This Queensland house is infused with landscape from front to back, suggesting a continuation of the national park at its boundary.
There has been a prevailing preference to architecturally clothe the benign subtropical climate of coastal south-east Queensland in lightweight constructions that merge with beach and bush settings. In a location as lush and beautiful as can be imagined in this part of the world, a partiality for solidity and reductive restraint has produced a house that eschews the lightweight and embraces its opposite with confident poise.
Little Cove House sits a little way inland above Laguna Bay at Noosa Heads, in the last wedge of development to infiltrate Noosa National Park before the steepening rise of Noosa Hill. With a street at the north-east side, the site is part of a neighbourhood with a beachy, suburban feel: wide, grassy nature strips abundant with trees filter to single family homes and low-density multiple residences in a mix of 70s and 80s brick-and-tile and newer constructions. The area is quiet until the surf is up, when, says architect David Teeland, who lives in the same street, “It’s gridlock from 4 am until dusk!” But it is a peaceful story in the south-west, where the property bounds the quiet seclusion of the national park.

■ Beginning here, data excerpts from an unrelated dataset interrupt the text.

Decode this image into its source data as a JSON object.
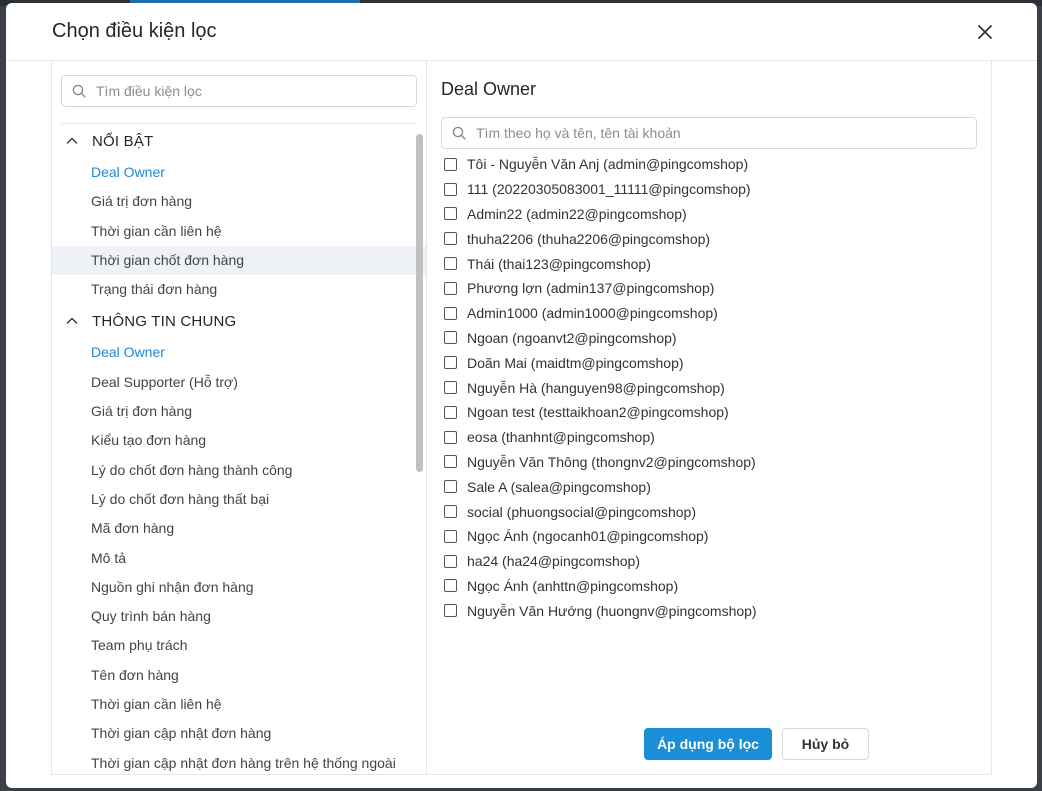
{
  "modal": {
    "title": "Chọn điều kiện lọc"
  },
  "left": {
    "search_placeholder": "Tìm điều kiện lọc",
    "groups": [
      {
        "title": "NỔI BẬT",
        "items": [
          {
            "label": "Deal Owner"
          },
          {
            "label": "Giá trị đơn hàng"
          },
          {
            "label": "Thời gian cần liên hệ"
          },
          {
            "label": "Thời gian chốt đơn hàng"
          },
          {
            "label": "Trạng thái đơn hàng"
          }
        ]
      },
      {
        "title": "THÔNG TIN CHUNG",
        "items": [
          {
            "label": "Deal Owner"
          },
          {
            "label": "Deal Supporter (Hỗ trợ)"
          },
          {
            "label": "Giá trị đơn hàng"
          },
          {
            "label": "Kiểu tạo đơn hàng"
          },
          {
            "label": "Lý do chốt đơn hàng thành công"
          },
          {
            "label": "Lý do chốt đơn hàng thất bại"
          },
          {
            "label": "Mã đơn hàng"
          },
          {
            "label": "Mô tả"
          },
          {
            "label": "Nguồn ghi nhận đơn hàng"
          },
          {
            "label": "Quy trình bán hàng"
          },
          {
            "label": "Team phụ trách"
          },
          {
            "label": "Tên đơn hàng"
          },
          {
            "label": "Thời gian cần liên hệ"
          },
          {
            "label": "Thời gian cập nhật đơn hàng"
          },
          {
            "label": "Thời gian cập nhật đơn hàng trên hệ thống ngoài"
          }
        ]
      }
    ]
  },
  "right": {
    "title": "Deal Owner",
    "search_placeholder": "Tìm theo họ và tên, tên tài khoản",
    "owners": [
      {
        "label": "Tôi - Nguyễn Văn Anj (admin@pingcomshop)"
      },
      {
        "label": "111 (20220305083001_11111@pingcomshop)"
      },
      {
        "label": "Admin22 (admin22@pingcomshop)"
      },
      {
        "label": "thuha2206 (thuha2206@pingcomshop)"
      },
      {
        "label": "Thái (thai123@pingcomshop)"
      },
      {
        "label": "Phương lợn (admin137@pingcomshop)"
      },
      {
        "label": "Admin1000 (admin1000@pingcomshop)"
      },
      {
        "label": "Ngoan (ngoanvt2@pingcomshop)"
      },
      {
        "label": "Doãn Mai (maidtm@pingcomshop)"
      },
      {
        "label": "Nguyễn Hà (hanguyen98@pingcomshop)"
      },
      {
        "label": "Ngoan test (testtaikhoan2@pingcomshop)"
      },
      {
        "label": "eosa (thanhnt@pingcomshop)"
      },
      {
        "label": "Nguyễn Văn Thông (thongnv2@pingcomshop)"
      },
      {
        "label": "Sale A (salea@pingcomshop)"
      },
      {
        "label": "social (phuongsocial@pingcomshop)"
      },
      {
        "label": "Ngọc Ánh (ngocanh01@pingcomshop)"
      },
      {
        "label": "ha24 (ha24@pingcomshop)"
      },
      {
        "label": "Ngọc Ánh (anhttn@pingcomshop)"
      },
      {
        "label": "Nguyễn Văn Hướng (huongnv@pingcomshop)"
      }
    ],
    "apply_label": "Áp dụng bộ lọc",
    "cancel_label": "Hủy bỏ"
  },
  "colors": {
    "accent": "#1a8fd8",
    "active_link": "#1e88d6",
    "hover_row": "#eef1f5"
  }
}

The clients, a couple nearing retirement, lived close by in a masonry apartment that was furnished with high spaces and generous openings to the outdoors. The changeable mood and activity of the street, flipping between parking frenzy and seaside sleepy, steered the design towards a defensively walled form. To temper this fortification, the site was infused from front to back with landscape that suggests continuity with the national park.

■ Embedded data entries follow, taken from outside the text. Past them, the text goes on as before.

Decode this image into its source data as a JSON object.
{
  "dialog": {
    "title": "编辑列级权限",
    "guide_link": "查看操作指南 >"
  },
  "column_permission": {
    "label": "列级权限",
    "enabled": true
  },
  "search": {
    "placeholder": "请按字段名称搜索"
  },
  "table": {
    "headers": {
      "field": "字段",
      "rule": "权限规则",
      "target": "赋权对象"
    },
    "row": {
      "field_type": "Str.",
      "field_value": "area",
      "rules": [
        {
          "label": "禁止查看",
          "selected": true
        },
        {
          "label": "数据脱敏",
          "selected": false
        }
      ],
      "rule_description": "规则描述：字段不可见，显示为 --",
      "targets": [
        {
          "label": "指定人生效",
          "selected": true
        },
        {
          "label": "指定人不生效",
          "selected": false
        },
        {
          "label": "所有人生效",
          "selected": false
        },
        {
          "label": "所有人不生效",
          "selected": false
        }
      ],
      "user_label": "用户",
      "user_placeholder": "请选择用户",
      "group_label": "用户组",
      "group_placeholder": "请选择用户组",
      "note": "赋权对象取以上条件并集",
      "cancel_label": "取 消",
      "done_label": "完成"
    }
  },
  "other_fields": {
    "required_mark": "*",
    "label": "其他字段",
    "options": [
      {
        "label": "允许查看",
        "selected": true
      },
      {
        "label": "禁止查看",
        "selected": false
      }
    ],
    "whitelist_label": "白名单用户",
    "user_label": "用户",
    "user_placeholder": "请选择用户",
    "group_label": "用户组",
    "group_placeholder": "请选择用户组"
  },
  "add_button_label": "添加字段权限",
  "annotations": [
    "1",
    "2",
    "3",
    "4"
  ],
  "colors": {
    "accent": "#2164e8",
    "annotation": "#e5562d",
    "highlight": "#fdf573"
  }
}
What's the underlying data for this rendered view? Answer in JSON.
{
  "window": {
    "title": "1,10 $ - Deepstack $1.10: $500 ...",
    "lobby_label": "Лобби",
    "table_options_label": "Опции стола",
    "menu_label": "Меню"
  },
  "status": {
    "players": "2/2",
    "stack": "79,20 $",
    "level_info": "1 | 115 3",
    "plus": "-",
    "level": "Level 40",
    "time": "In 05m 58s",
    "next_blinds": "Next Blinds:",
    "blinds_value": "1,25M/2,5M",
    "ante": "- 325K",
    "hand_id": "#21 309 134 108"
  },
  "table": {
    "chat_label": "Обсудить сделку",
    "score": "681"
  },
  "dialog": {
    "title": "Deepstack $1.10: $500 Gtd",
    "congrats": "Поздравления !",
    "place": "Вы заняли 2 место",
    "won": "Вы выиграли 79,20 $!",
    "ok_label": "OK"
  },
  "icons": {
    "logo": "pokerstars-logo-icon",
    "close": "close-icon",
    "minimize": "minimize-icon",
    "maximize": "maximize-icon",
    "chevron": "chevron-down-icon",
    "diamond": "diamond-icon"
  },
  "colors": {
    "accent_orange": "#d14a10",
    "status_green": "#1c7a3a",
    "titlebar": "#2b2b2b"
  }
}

The clients wanted a house for themselves, visiting family and guests, with mass and low maintenance of utmost importance – they prefer surfing and golfing to gardening and building repair. They were drawn to images of Japanese off-form concrete houses, such as those by architect Tadao Ando. The decision to go this way was exciting for David, but also involved some risk in crossing a threshold of learning, since neither architect nor builder had any prior experience with the exacting material.

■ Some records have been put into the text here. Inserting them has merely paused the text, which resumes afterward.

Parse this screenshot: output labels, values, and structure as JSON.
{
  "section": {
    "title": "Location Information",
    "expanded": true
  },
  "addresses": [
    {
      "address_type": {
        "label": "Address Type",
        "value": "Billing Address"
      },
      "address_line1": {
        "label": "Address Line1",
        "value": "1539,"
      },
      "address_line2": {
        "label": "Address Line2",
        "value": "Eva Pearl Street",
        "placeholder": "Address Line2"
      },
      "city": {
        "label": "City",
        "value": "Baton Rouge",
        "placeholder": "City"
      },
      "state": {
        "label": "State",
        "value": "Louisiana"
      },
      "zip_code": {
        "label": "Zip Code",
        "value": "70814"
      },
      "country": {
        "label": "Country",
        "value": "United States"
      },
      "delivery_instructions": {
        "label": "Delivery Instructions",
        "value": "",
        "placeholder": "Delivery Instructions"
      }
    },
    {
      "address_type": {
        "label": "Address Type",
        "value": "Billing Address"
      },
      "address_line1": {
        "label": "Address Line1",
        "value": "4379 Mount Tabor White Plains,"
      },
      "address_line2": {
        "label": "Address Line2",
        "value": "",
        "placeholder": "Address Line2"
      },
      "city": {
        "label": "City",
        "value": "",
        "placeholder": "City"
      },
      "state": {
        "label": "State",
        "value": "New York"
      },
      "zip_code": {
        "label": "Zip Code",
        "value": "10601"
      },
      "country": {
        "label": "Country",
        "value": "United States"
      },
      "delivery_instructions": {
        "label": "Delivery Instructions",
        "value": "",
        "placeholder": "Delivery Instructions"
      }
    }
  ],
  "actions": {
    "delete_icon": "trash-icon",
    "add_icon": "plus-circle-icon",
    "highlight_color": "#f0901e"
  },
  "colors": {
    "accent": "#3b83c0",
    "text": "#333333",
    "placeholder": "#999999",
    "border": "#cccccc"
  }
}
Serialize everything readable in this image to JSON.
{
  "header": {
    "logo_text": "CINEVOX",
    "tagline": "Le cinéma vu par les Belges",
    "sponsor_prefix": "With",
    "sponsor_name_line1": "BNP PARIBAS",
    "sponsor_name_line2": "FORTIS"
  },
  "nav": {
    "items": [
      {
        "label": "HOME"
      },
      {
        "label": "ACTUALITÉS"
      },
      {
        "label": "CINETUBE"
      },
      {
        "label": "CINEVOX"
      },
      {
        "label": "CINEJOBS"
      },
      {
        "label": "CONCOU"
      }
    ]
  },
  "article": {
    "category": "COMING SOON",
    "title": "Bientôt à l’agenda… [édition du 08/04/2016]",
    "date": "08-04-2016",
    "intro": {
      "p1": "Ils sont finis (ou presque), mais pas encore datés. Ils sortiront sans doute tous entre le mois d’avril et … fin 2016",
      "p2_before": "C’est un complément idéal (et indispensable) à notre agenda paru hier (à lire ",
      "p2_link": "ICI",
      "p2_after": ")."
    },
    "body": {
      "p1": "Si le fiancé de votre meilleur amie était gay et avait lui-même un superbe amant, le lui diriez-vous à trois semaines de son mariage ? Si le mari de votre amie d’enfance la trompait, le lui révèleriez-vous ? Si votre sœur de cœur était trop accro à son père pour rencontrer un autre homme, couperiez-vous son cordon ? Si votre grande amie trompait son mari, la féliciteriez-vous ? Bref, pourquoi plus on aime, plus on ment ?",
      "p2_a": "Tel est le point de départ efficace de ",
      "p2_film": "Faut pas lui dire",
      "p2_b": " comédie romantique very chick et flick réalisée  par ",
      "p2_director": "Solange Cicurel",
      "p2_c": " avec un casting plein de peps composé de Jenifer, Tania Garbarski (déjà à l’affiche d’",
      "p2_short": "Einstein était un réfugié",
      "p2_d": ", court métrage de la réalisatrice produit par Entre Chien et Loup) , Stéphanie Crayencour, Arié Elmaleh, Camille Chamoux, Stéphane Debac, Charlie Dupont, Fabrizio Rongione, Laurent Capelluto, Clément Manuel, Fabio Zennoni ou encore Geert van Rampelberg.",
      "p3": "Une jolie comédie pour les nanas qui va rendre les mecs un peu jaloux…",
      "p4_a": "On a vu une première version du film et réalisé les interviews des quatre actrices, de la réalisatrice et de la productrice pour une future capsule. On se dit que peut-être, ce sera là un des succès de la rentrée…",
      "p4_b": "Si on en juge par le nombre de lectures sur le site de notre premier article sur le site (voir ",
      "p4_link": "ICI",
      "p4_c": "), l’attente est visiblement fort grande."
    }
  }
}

The use of concrete has been judicious. The material is formed as a deep portal of intersecting volumes that frames the public presence of the house and structures a heightened experience of transition from street to interior. The pristine elements of concrete and glass give the house, inside and out, a quality of untroubled stability that sets the scene for the introduction of other beautifully finished materials, particularly American oak. Abutting the portal, walls of blockwork enclose the remainder of the house, finely rendered on the exterior and plastered on the interior.
The house is formed around a “rainforest courtyard,” an experiential green pause that opens the house to the north. The portal spans the width of the site and contains the entry stair and a slice of the main living zone, including a tall, enclosed deck. The living space stretches out within the clearly dominant volume that is set one level above ground, reaching serenely from the street to the national park forest. Circulation is efficiently contained to an L-shape, which includes the entry stair and a passage that runs through the centre of the house, past the captured landscape volume of the court. The central circulation passage is connected between the levels only by the front stair.
On the upper, living level this passage leads down four steps to the client couple’s private quarters, and on the ground level it leads through to two bedrooms with ensuites, a laundry and drying court. The two decks, which bookend the main volume and open to views of green, are different in character and are each tuned to particular experiences of the site. The street-side deck is suited to mornings as the sun rises over a framed view of Noosa Hill, while the forest side, as if truly amongst the trees, is suited to the late afternoon, celebrating a contiguous relationship with the deepening green. From the main bedroom and bathroom, this connection to the forest is through full-height glass. The two bedrooms downstairs are closer to the forest floor and the mood here is fully imbued with a sense of this proximity. The ensuites to these rooms are the only interior spaces in the house to receive applied colour in tiny mosaics of blue-green, recalling a multitude of coastal inspirations, from the hues of a wintery ocean to sunlight-dappled forests.
The focus of this house is “living in location.” The architectural setting withdraws, while the essential space in relation to nature is celebrated. Great effort on the part of the architect and the builder has wrought the breathtakingly fine aesthetic orchestration of a very few materials and finishes, and spare but characterful furnishings, giving full presence to the life within and around the dwelling. The organization of spaces and the transparency and opacity of the building have been painstakingly mapped to harness cooling breezes and capture and exclude the sun as the seasons dictate. A complex simplicity reverberates, drawing delight from subtle things, such as the way the roof over the main volume falls from two directions towards the south-west corner of the building, creating interest within the interior and functionally simplifying rainwater collection.
This house is built to endure. As time passes it will be further enfolded by the designed and natural landscape within which it sits, its restrained architectural refrain quietly complementing the peaceable green.